Independent developers hoping to gain some traction on Microsoft’s Xbox One console aren’t too happy with some of the news that’s been coming out about the new system. According to a post on Shacknews, indie developers won’t make it onto Xbox LIVE Arcade without striking a deal with Microsoft Studios or a third-party publisher.
The news comes from Microsoft’s Matt Booty, the general manager of Redmond Game Studios and Platforms, who said that, yes, independent studios must find publishing deals to get their games onto the Xbox One. “We intend to continue to court developers in the ways that we have,” he said.
Now, that doesn’t mean that all hope is lost for indie game devs—at least those who manage to work out publishing deals.

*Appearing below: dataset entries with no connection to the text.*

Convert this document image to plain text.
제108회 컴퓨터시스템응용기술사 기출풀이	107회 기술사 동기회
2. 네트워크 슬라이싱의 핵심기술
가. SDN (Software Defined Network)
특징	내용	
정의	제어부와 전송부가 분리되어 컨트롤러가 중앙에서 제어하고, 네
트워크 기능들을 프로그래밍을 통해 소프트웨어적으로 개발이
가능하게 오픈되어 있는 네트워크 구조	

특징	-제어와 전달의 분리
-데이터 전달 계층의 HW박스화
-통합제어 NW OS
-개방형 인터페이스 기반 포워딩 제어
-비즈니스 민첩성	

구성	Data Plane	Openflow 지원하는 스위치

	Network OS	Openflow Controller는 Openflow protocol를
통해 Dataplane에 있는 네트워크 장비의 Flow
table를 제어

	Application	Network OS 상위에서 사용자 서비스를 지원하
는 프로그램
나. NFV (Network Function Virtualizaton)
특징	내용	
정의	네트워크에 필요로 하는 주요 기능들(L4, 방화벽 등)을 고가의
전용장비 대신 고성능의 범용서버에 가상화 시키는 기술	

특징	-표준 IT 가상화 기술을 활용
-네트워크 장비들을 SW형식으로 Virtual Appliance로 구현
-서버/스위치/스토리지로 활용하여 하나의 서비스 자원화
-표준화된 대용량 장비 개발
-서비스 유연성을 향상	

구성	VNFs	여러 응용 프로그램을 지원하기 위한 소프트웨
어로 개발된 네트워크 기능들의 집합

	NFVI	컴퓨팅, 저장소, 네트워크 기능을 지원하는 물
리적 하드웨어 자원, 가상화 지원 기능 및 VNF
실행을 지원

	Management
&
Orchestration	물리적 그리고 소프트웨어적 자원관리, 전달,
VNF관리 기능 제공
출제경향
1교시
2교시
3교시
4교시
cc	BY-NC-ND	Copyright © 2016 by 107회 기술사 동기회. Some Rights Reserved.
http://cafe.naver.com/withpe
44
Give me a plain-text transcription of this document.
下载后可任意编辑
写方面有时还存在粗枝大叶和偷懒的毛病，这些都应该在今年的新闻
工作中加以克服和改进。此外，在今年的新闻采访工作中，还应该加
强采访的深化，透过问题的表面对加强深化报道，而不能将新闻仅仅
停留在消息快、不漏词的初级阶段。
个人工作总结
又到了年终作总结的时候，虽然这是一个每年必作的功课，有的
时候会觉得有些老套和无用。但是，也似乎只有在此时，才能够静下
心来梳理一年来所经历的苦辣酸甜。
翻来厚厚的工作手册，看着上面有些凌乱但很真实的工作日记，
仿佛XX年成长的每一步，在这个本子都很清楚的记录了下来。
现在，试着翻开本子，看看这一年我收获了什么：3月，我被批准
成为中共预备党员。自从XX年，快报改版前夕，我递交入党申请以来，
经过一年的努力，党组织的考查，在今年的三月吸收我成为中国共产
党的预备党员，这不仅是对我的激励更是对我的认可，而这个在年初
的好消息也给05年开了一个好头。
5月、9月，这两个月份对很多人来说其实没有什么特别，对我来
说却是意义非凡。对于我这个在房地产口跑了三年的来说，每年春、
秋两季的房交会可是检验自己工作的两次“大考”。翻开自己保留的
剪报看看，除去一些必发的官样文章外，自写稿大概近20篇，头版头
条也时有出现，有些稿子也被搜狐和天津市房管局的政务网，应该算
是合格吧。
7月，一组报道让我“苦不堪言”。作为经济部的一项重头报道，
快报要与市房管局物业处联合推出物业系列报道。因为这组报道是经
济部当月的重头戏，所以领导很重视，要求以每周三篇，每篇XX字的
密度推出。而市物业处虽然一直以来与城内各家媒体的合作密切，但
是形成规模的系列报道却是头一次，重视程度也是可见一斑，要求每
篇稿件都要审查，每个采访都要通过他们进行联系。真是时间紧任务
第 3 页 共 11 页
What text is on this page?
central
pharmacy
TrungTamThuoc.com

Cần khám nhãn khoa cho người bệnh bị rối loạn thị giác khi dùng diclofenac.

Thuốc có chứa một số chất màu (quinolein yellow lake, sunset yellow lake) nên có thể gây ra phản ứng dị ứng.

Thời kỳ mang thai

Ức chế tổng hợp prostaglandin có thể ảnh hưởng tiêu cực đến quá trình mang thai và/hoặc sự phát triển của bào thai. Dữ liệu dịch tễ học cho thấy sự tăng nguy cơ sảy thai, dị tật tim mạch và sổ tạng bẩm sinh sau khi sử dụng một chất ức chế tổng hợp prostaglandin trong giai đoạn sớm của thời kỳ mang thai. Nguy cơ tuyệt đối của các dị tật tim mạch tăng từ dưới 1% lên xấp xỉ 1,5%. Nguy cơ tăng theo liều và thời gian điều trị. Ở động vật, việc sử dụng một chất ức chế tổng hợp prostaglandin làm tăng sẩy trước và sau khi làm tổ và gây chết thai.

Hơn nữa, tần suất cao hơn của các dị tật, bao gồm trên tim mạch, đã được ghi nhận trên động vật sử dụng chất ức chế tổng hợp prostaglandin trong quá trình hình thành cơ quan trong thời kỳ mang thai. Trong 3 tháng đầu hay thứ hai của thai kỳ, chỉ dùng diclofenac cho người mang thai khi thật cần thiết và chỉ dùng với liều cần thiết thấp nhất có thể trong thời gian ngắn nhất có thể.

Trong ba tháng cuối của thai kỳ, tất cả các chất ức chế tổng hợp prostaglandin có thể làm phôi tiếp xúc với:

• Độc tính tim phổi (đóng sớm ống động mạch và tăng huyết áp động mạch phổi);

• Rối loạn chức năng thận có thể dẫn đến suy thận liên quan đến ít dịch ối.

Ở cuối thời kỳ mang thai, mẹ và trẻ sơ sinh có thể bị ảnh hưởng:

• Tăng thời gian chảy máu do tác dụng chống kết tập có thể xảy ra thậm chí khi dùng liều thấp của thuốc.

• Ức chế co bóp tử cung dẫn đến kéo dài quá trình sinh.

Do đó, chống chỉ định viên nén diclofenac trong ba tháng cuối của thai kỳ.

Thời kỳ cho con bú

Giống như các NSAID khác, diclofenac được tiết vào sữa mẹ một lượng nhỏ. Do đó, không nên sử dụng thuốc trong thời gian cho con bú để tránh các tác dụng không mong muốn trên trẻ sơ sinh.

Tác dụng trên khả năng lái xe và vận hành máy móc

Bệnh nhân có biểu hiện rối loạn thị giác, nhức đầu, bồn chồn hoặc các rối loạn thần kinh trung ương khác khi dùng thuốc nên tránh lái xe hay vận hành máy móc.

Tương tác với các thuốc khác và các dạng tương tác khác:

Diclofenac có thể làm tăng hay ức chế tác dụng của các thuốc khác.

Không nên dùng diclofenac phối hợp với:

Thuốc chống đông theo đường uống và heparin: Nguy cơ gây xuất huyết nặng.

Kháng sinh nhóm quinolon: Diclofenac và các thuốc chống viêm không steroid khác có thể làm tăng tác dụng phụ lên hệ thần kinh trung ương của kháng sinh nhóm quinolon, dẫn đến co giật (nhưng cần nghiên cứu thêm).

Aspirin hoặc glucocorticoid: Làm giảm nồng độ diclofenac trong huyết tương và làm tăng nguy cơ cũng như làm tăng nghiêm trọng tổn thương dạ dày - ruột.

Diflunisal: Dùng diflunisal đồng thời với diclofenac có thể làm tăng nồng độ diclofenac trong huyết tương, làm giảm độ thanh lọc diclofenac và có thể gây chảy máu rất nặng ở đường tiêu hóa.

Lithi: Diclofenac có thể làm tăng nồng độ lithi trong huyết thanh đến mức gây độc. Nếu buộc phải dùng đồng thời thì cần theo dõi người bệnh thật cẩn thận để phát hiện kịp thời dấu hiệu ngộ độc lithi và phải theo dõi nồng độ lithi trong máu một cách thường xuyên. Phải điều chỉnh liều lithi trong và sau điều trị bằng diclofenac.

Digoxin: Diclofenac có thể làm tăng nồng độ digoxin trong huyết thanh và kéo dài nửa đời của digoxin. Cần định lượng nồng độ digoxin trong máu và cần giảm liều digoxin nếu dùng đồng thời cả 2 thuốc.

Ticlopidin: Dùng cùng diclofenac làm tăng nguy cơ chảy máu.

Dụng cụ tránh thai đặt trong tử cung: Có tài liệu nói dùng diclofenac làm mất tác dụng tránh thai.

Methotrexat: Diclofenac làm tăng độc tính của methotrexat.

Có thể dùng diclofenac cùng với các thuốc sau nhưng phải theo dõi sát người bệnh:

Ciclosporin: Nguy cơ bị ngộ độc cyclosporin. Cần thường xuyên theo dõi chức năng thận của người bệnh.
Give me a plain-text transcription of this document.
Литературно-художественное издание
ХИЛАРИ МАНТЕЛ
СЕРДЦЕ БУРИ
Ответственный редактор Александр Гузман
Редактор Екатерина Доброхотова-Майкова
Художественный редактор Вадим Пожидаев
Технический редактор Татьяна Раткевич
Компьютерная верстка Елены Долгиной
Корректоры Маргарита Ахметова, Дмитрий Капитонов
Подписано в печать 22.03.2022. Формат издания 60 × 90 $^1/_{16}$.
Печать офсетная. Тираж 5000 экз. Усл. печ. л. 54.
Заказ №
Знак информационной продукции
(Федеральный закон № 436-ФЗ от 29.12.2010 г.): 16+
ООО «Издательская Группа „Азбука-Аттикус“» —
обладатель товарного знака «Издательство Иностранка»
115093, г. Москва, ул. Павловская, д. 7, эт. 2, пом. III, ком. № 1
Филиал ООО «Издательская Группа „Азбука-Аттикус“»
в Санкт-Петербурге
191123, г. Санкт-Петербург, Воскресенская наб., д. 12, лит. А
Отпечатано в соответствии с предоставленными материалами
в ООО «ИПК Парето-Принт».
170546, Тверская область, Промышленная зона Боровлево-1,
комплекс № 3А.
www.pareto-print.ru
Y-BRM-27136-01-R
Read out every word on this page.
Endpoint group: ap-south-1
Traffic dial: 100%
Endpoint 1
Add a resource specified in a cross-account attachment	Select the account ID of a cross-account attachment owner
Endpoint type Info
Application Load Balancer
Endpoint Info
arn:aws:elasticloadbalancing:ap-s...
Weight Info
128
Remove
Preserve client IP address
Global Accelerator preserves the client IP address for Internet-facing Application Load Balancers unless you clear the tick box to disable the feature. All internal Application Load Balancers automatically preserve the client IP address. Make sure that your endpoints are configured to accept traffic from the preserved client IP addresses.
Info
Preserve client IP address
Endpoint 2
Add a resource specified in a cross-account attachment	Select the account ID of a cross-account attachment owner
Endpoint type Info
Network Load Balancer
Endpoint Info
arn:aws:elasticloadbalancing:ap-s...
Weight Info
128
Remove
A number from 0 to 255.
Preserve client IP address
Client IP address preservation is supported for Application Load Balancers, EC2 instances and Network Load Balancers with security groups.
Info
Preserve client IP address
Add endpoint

A Eurogamer interview with Microsoft corporate VP reveals that the new console’s game marketplace will do away with the “ghetto” of indie games as it currently exists on the Xbox 360, meaning that Xbox LIVE Arcade (XBLA) games and Xbox LIVE Indie Games (XBLIG) won’t be funneled into separate channels. They’ll simply all be “games.”
Take it away, Phil:
“In the past we had retail games which came on disc, we had Xbox Live Arcade and we had Indie Games, and they had their own discrete channels or discrete silos. With Xbox One and the new marketplace, they’re games. […]Search, recommendation, what your friends are playing, game DVR – these all go to helping you discover the games you want to play, so I think we solve fantastically some of the challenges that independent developers face, particularly around discovery and connecting their game to an audience, by some of the platform features we have in the machine itself.”
So, independent developers still have a shot at getting some major visibility on Xbox One—but, again, only after they manage to find a publisher to make a deal with Microsoft, or to make that deal with Microsoft’s publishing arm directly. On the other hand, the Shacknews post points out that Sony’s PS4, Nintendo’s Wii U, and, of course, Steam on the PC are all still havens for self-publishing independent games.